Lawyers for Breonna Taylor’s boyfriend, who shot at police as she walked through the door the night Taylor was murdered, have concluded two lawsuits against the city of Louisville on Monday.
In a written statement, Steve Romines said the city has agreed to pay $2 million to settle Walker’s lawsuits in federal and state courts. He added that Taylor’s death “will haunt Kenny for the rest of his life.”
“She will live with the repercussions of being harmed by a false arrest warrant, being the victim of multiple gunshots, and suffering the unimaginable and horrific death of Breonna Taylor,” Romines said.
Walker and Taylor were put to bed at night when they were awakened by a knock on the apartment door at midnight on March 13, 2020. The police were outside on a drug warrant and used a ram to break the door. Walker fired a single shot from the pistol and hit Sergeant. John Mattingly on the leg. Mattingly and two other officers then opened fire, killing Taylor.

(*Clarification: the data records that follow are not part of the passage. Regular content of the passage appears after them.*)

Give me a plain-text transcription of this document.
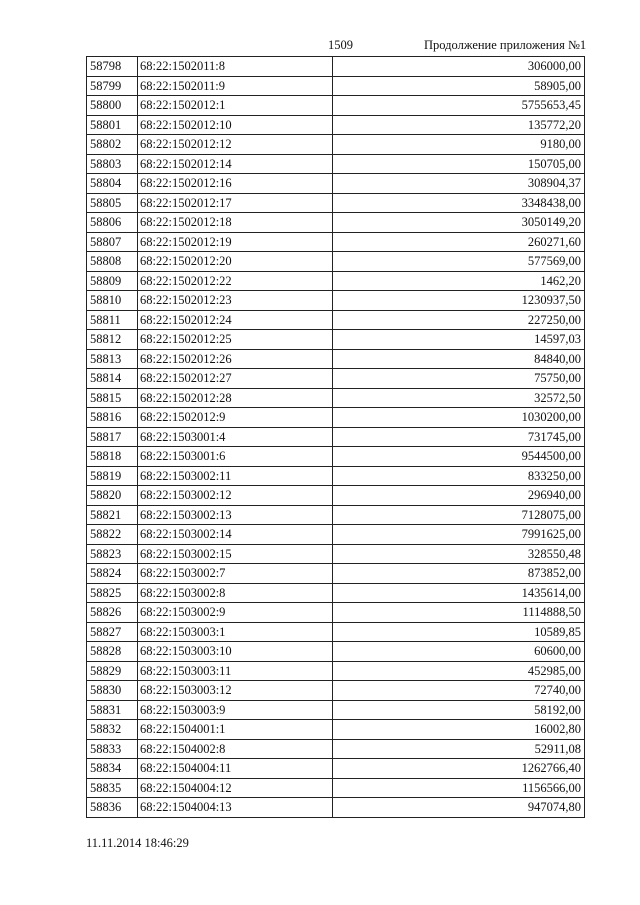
1509	Продолжение приложения №1
58798	68:22:1502011:8	306000,00
58799	68:22:1502011:9	58905,00
58800	68:22:1502012:1	5755653,45
58801	68:22:1502012:10	135772,20
58802	68:22:1502012:12	9180,00
58803	68:22:1502012:14	150705,00
58804	68:22:1502012:16	308904,37
58805	68:22:1502012:17	3348438,00
58806	68:22:1502012:18	3050149,20
58807	68:22:1502012:19	260271,60
58808	68:22:1502012:20	577569,00
58809	68:22:1502012:22	1462,20
58810	68:22:1502012:23	1230937,50
58811	68:22:1502012:24	227250,00
58812	68:22:1502012:25	14597,03
58813	68:22:1502012:26	84840,00
58814	68:22:1502012:27	75750,00
58815	68:22:1502012:28	32572,50
58816	68:22:1502012:9	1030200,00
58817	68:22:1503001:4	731745,00
58818	68:22:1503001:6	9544500,00
58819	68:22:1503002:11	833250,00
58820	68:22:1503002:12	296940,00
58821	68:22:1503002:13	7128075,00
58822	68:22:1503002:14	7991625,00
58823	68:22:1503002:15	328550,48
58824	68:22:1503002:7	873852,00
58825	68:22:1503002:8	1435614,00
58826	68:22:1503002:9	1114888,50
58827	68:22:1503003:1	10589,85
58828	68:22:1503003:10	60600,00
58829	68:22:1503003:11	452985,00
58830	68:22:1503003:12	72740,00
58831	68:22:1503003:9	58192,00
58832	68:22:1504001:1	16002,80
58833	68:22:1504002:8	52911,08
58834	68:22:1504004:11	1262766,40
58835	68:22:1504004:12	1156566,00
58836	68:22:1504004:13	947074,80
11.11.2014 18:46:29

Walker was initially charged with attempted murder of a police officer, but charges against him were eventually dropped as protests and news media attention to the Taylor case intensified in the spring of 2020.
Walker told investigators that he didn’t know the police were at the door and thought an intruder was trying to break in.

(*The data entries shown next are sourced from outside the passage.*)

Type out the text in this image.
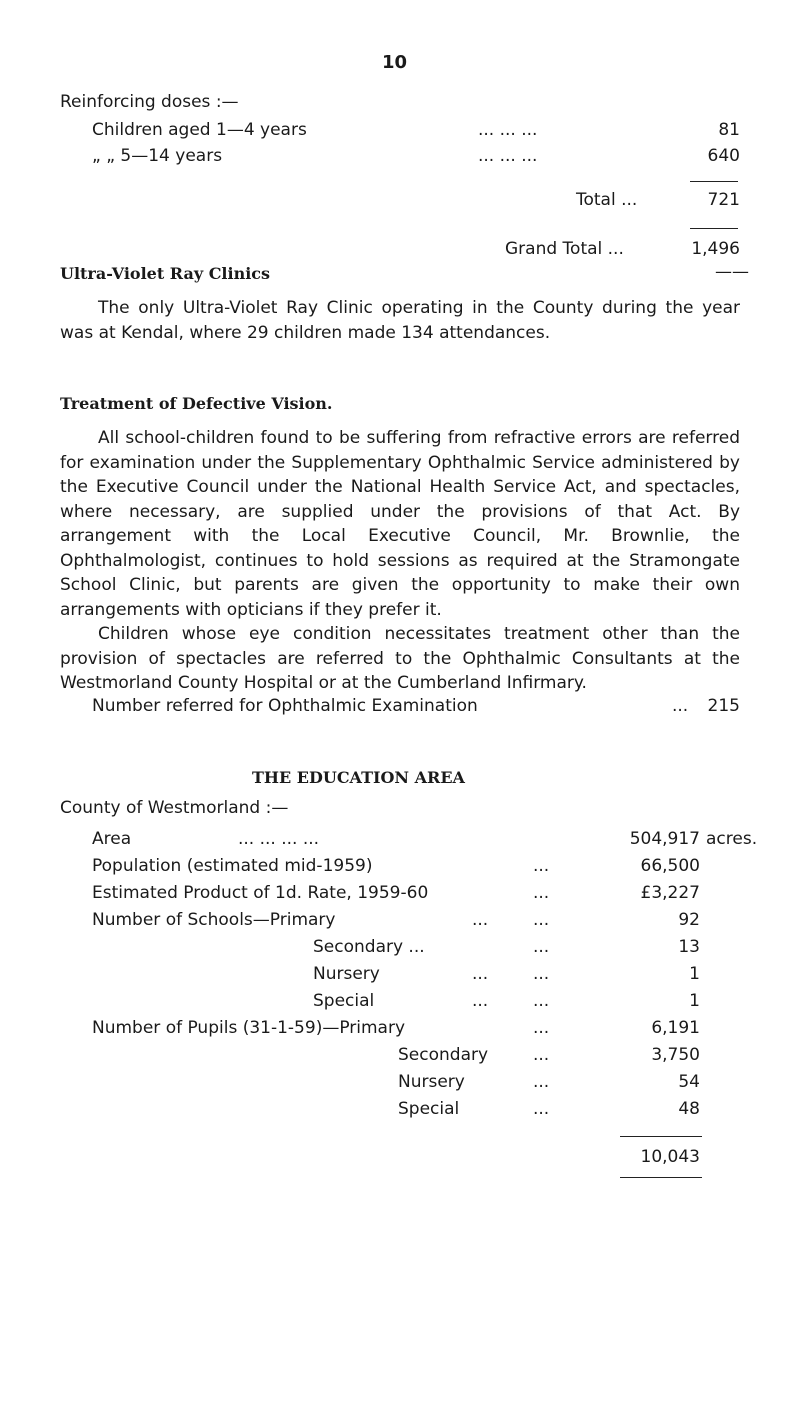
10
Reinforcing doses :—
Children aged 1—4 years	... ... ...	81
„ „ 5—14 years	... ... ...	640
Total ...	721
Grand Total ...	1,496
Ultra-Violet Ray Clinics	——
The only Ultra-Violet Ray Clinic operating in the County during the year was at Kendal, where 29 children made 134 attendances.
Treatment of Defective Vision.
All school-children found to be suffering from refractive errors are referred for examination under the Supplementary Ophthalmic Service administered by the Executive Council under the National Health Service Act, and spectacles, where necessary, are supplied under the provisions of that Act. By arrangement with the Local Executive Council, Mr. Brownlie, the Ophthalmologist, continues to hold sessions as required at the Stramongate School Clinic, but parents are given the opportunity to make their own arrangements with opticians if they prefer it.
Children whose eye condition necessitates treatment other than the provision of spectacles are referred to the Ophthalmic Consultants at the Westmorland County Hospital or at the Cumberland Infirmary.
Number referred for Ophthalmic Examination	...	215
THE EDUCATION AREA
County of Westmorland :—
Area	... ... ... ...	504,917 acres.
Population (estimated mid-1959)	...	66,500
Estimated Product of 1d. Rate, 1959-60	...	£3,227
Number of Schools—Primary	...	...	92
Secondary ...	...	13
Nursery	...	...	1
Special	...	...	1
Number of Pupils (31-1-59)—Primary	...	6,191
Secondary	...	3,750
Nursery	...	54
Special	...	48
10,043
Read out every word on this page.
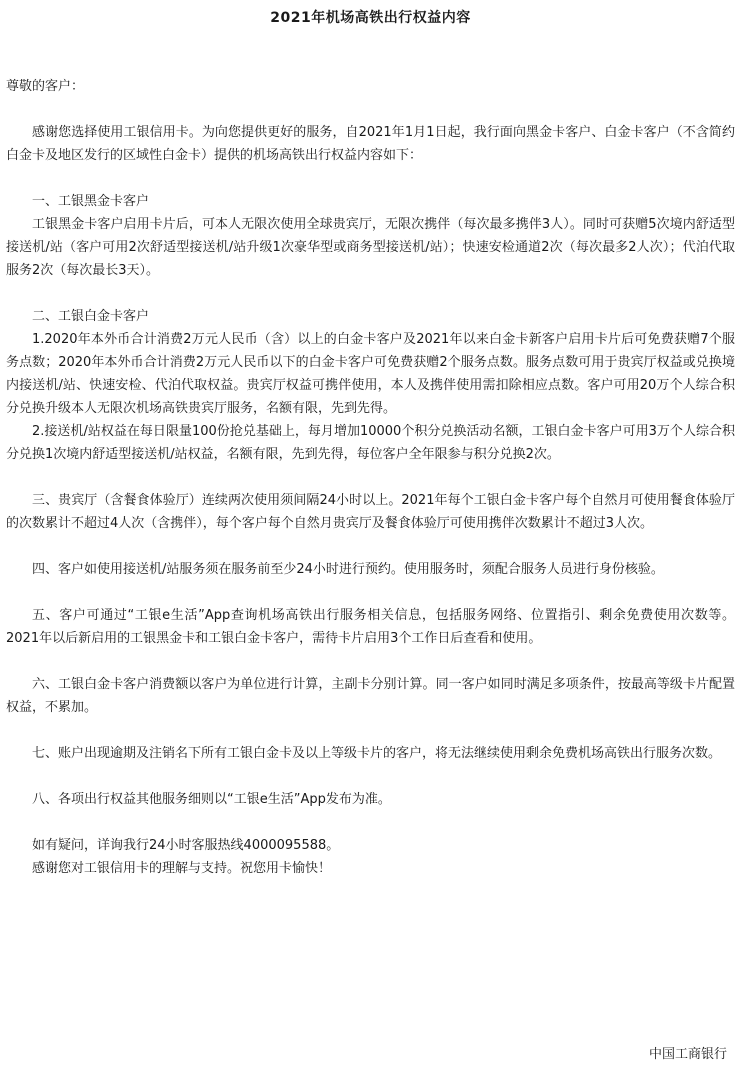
2021年机场高铁出行权益内容

尊敬的客户：

感谢您选择使用工银信用卡。为向您提供更好的服务，自2021年1月1日起，我行面向黑金卡客户、白金卡客户（不含简约白金卡及地区发行的区域性白金卡）提供的机场高铁出行权益内容如下：

一、工银黑金卡客户

工银黑金卡客户启用卡片后，可本人无限次使用全球贵宾厅，无限次携伴（每次最多携伴3人）。同时可获赠5次境内舒适型接送机/站（客户可用2次舒适型接送机/站升级1次豪华型或商务型接送机/站）；快速安检通道2次（每次最多2人次）；代泊代取服务2次（每次最长3天）。

二、工银白金卡客户

1.2020年本外币合计消费2万元人民币（含）以上的白金卡客户及2021年以来白金卡新客户启用卡片后可免费获赠7个服务点数；2020年本外币合计消费2万元人民币以下的白金卡客户可免费获赠2个服务点数。服务点数可用于贵宾厅权益或兑换境内接送机/站、快速安检、代泊代取权益。贵宾厅权益可携伴使用，本人及携伴使用需扣除相应点数。客户可用20万个人综合积分兑换升级本人无限次机场高铁贵宾厅服务，名额有限，先到先得。

2.接送机/站权益在每日限量100份抢兑基础上，每月增加10000个积分兑换活动名额，工银白金卡客户可用3万个人综合积分兑换1次境内舒适型接送机/站权益，名额有限，先到先得，每位客户全年限参与积分兑换2次。

三、贵宾厅（含餐食体验厅）连续两次使用须间隔24小时以上。2021年每个工银白金卡客户每个自然月可使用餐食体验厅的次数累计不超过4人次（含携伴），每个客户每个自然月贵宾厅及餐食体验厅可使用携伴次数累计不超过3人次。

四、客户如使用接送机/站服务须在服务前至少24小时进行预约。使用服务时，须配合服务人员进行身份核验。

五、客户可通过“工银e生活”App查询机场高铁出行服务相关信息，包括服务网络、位置指引、剩余免费使用次数等。2021年以后新启用的工银黑金卡和工银白金卡客户，需待卡片启用3个工作日后查看和使用。

六、工银白金卡客户消费额以客户为单位进行计算，主副卡分别计算。同一客户如同时满足多项条件，按最高等级卡片配置权益，不累加。

七、账户出现逾期及注销名下所有工银白金卡及以上等级卡片的客户，将无法继续使用剩余免费机场高铁出行服务次数。

八、各项出行权益其他服务细则以“工银e生活”App发布为准。

如有疑问，详询我行24小时客服热线4000095588。

感谢您对工银信用卡的理解与支持。祝您用卡愉快！

中国工商银行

Earlier this year, US Department of Justice prosecutors charged three Louisville officers with conspiracy to falsify the Taylor order. Kelly Goodlett, now one of the former officers, pleaded guilty and admitted that she helped make a false connection between Taylor and a wanted drug dealer.

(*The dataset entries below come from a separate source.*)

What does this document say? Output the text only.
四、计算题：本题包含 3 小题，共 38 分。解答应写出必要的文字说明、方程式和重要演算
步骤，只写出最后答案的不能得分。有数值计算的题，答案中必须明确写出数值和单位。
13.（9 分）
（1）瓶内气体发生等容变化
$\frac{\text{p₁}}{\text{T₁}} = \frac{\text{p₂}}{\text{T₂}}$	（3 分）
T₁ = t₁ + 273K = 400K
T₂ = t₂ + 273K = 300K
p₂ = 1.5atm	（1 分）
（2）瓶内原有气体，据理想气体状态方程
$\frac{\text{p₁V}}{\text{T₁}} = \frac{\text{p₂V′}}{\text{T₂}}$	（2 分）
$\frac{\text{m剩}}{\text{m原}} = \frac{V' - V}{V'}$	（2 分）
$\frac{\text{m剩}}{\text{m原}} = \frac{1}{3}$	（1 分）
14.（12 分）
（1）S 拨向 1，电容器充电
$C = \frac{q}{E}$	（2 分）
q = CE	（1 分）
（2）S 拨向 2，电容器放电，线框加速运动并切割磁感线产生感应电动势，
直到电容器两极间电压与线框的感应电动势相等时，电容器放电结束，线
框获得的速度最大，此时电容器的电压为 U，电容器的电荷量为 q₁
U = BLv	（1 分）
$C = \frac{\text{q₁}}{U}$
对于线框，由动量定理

In an opinion piece published in the Washington Post in August, Walker wrote that a police officer “finally took some responsibility for my girlfriend’s death.”
“Knowing all the problems this failed crackdown would create, the Louisville police tried to use me as a scapegoat to deflect crime,” he wrote. “It almost worked.”
Two other former police officers involved in the search warrant, Joshua Jaynes and Kyle Meany, are scheduled to face trial in federal court next year.
The city of Louisville made a $12 million payment to Taylor’s mother, Tamika Palmer, in September 2020.
Part of the deal he received will be used to set up a scholarship fund for law school students interested in enforcing civil rights law, Walker’s lawyers said Monday. Another portion will be donated to the Center for Innovations in Community Safety, a police and community reform Center at Georgetown Law School.